Gioacchino da Fiore

Fue una de las figuras más interesantes y complejas de la espiritualidad cristiana medieval. Escasas e inciertas son las noticias sobre los prime­ros años y sobre la predicación de G., cuya vida se transformó pronto en piadosa le­yenda. Nació probablemente alrededor de 1130 en Célico. Entró en el monasterio cisterciense de Sambucina entre 1150 y 1155, pasando después a Corazzo, donde fue ele­gido abad en 1177, y a Casamari.

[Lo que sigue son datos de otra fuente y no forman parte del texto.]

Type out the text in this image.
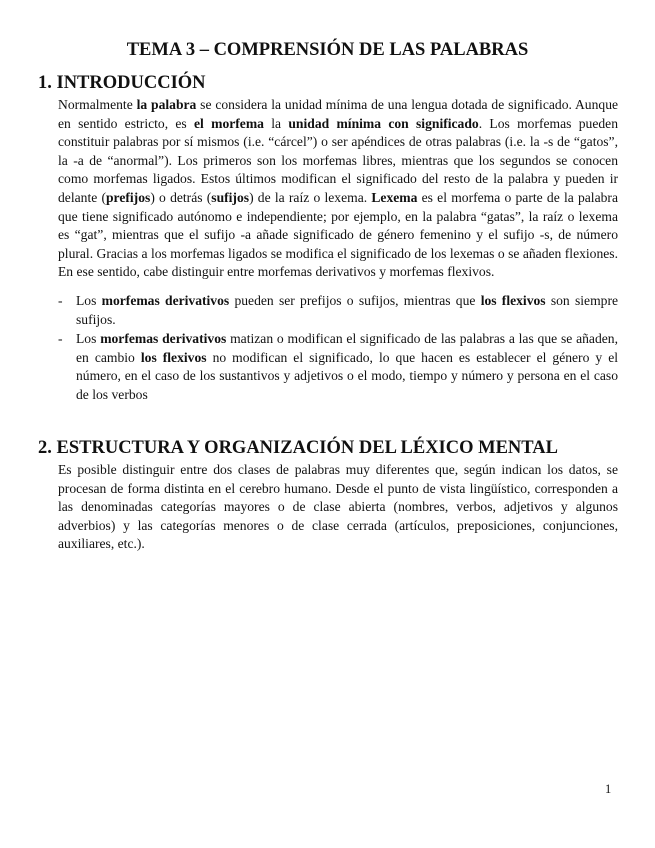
TEMA 3 – COMPRENSIÓN DE LAS PALABRAS
1. INTRODUCCIÓN

Normalmente la palabra se considera la unidad mínima de una lengua dotada de significado. Aunque en sentido estricto, es el morfema la unidad mínima con significado. Los morfemas pueden constituir palabras por sí mismos (i.e. “cárcel”) o ser apéndices de otras palabras (i.e. la -s de “gatos”, la -a de “anormal”). Los primeros son los morfemas libres, mientras que los segundos se conocen como morfemas ligados. Estos últimos modifican el significado del resto de la palabra y pueden ir delante (prefijos) o detrás (sufijos) de la raíz o lexema. Lexema es el morfema o parte de la palabra que tiene significado autónomo e independiente; por ejemplo, en la palabra “gatas”, la raíz o lexema es “gat”, mientras que el sufijo -a añade significado de género femenino y el sufijo -s, de número plural. Gracias a los morfemas ligados se modifica el significado de los lexemas o se añaden flexiones. En ese sentido, cabe distinguir entre morfemas derivativos y morfemas flexivos.

- Los morfemas derivativos pueden ser prefijos o sufijos, mientras que los flexivos son siempre sufijos.
- Los morfemas derivativos matizan o modifican el significado de las palabras a las que se añaden, en cambio los flexivos no modifican el significado, lo que hacen es establecer el género y el número, en el caso de los sustantivos y adjetivos o el modo, tiempo y número y persona en el caso de los verbos
2. ESTRUCTURA Y ORGANIZACIÓN DEL LÉXICO MENTAL

Es posible distinguir entre dos clases de palabras muy diferentes que, según indican los datos, se procesan de forma distinta en el cerebro humano. Desde el punto de vista lingüístico, corresponden a las denominadas categorías mayores o de clase abierta (nombres, verbos, adjetivos y algunos adverbios) y las categorías menores o de clase cerrada (artículos, preposiciones, conjunciones, auxiliares, etc.).

1
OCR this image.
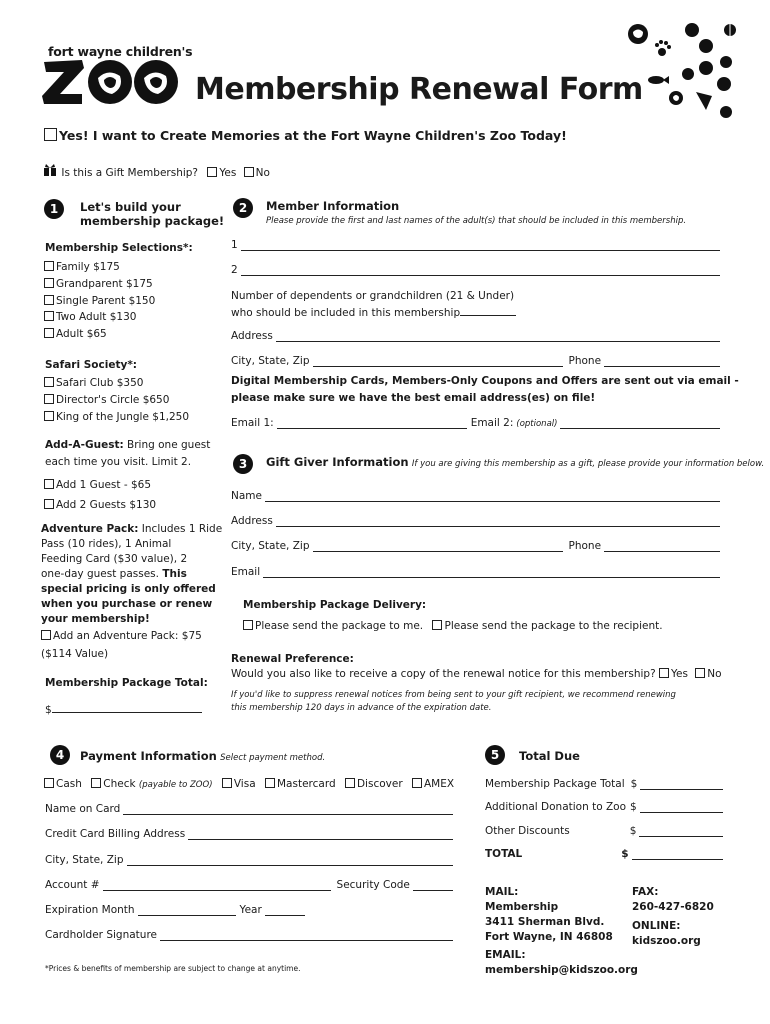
fort wayne children's
Membership Renewal Form
Yes! I want to Create Memories at the Fort Wayne Children's Zoo Today!
Is this a Gift Membership? Yes No
1	Let's build your
membership package!
Membership Selections*:
Family $175
Grandparent $175
Single Parent $150
Two Adult $130
Adult $65
Safari Society*:
Safari Club $350
Director's Circle $650
King of the Jungle $1,250
Add-A-Guest: Bring one guest
each time you visit. Limit 2.
Add 1 Guest - $65
Add 2 Guests $130
Adventure Pack: Includes 1 Ride
Pass (10 rides), 1 Animal
Feeding Card ($30 value), 2
one-day guest passes. This
special pricing is only offered
when you purchase or renew
your membership!
Add an Adventure Pack: $75
($114 Value)
Membership Package Total:
$
2	Member Information
Please provide the first and last names of the adult(s) that should be included in this membership.
1
2
Number of dependents or grandchildren (21 & Under)
who should be included in this membership
Address
City, State, Zip	Phone
Digital Membership Cards, Members-Only Coupons and Offers are sent out via email -
please make sure we have the best email address(es) on file!
Email 1:	Email 2: (optional)
3	Gift Giver Information If you are giving this membership as a gift, please provide your information below.
Name
Address
City, State, Zip	Phone
Email
Membership Package Delivery:
Please send the package to me. Please send the package to the recipient.
Renewal Preference:
Would you also like to receive a copy of the renewal notice for this membership? Yes No
If you'd like to suppress renewal notices from being sent to your gift recipient, we recommend renewing
this membership 120 days in advance of the expiration date.
4	Payment Information Select payment method.
Cash Check (payable to ZOO) Visa Mastercard Discover AMEX
Name on Card
Credit Card Billing Address
City, State, Zip
Account #	Security Code
Expiration Month	Year
Cardholder Signature
*Prices & benefits of membership are subject to change at anytime.
5	Total Due
Membership Package Total $
Additional Donation to Zoo $
Other Discounts	$
TOTAL	$
MAIL:
Membership
3411 Sherman Blvd.
Fort Wayne, IN 46808
EMAIL:
membership@kidszoo.org
FAX:
260-427-6820
ONLINE:
kidszoo.org
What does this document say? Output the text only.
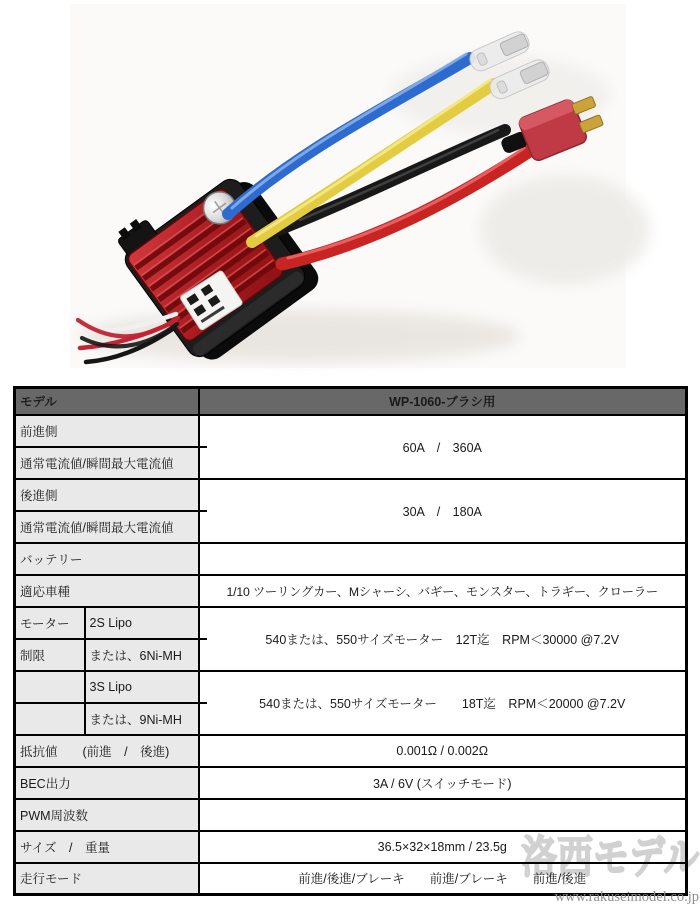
モデル		WP-1060-ブラシ用
前進側		60A　/　360A
通常電流値/瞬間最大電流値		
後進側		30A　/　180A
通常電流値/瞬間最大電流値		
バッテリー		
適応車種		1/10 ツーリングカー、Mシャーシ、バギー、モンスター、トラギー、クローラー
モーター	2S Lipo	540または、550サイズモーター　12T迄　RPM＜30000 @7.2V
制限	または、6Ni-MH	
	3S Lipo	540または、550サイズモーター　　18T迄　RPM＜20000 @7.2V
	または、9Ni-MH	
抵抗値　　(前進　/　後進)		0.001Ω / 0.002Ω
BEC出力		3A / 6V (スイッチモード)
PWM周波数		
サイズ　/　重量		36.5×32×18mm / 23.5g
走行モード		前進/後進/ブレーキ　　前進/ブレーキ　　前進/後進
www.rakuseimodel.co.jp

Más tarde (1191), separándose de la Orden, fundará una nueva en Sila, en el monasterio de S. Giovanni in Fiore.

Documentos canónicos pretenden colocar la obra de G. bajo la protección pontificia. Según esta interpretación, Gioacchino habría expuesto su programa exegético al papa Lucio III, y tanto éste como sus sucesores Urbano III y Clemente III le habían pedido muchas veces que llevara a término sus comentarios de las Escrituras. Pero tales noticias, y el testamento de G., son probablemente piadosas falsificaciones nacidas después de su muerte (ocurrida en 1201), en el ámbito de la Orden joaquinita que pretendía así salvaguardar la ortodoxia de su fundador. Hay que recordar, sin em­bargo, que la condena del IV Concilio Lateranense (1215) se limitaba a la doctrina trinitaria de Gioacchino , se restringía a su tratado, hoy perdido, contra Pietro Lombardo y no dejaba de subrayar la laudable voluntad de sumisión a la Iglesia expresada por G. en su testamento, recordando, además, que la condena no se refería a la Orden fiorense; lo mismo repetirá, poco más tarde, Hono­rio III.

Y la fama de santidad del abad calabrés se mantuvo, como es sabido, largo tiempo y no sólo en su Orden. Las obras fundamentales de Gioacchino da Fiore son la Concor­dancia del Antiguo y del Nuevo Testamento (v.), la Exposición del Apocalipsis (v.), el Salterio de las diez cuerdas (v.), el Tra­tado sobre los Cuatro Evangelios (v.), el De articulis fidei (ed. E. Buonaiuti, Roma, 1936) y el Adversus Judaeos (todavía inédito); de otras obras atribuidas por la tradición al profeta de Célico, resulta difícil identi­ficar al autor.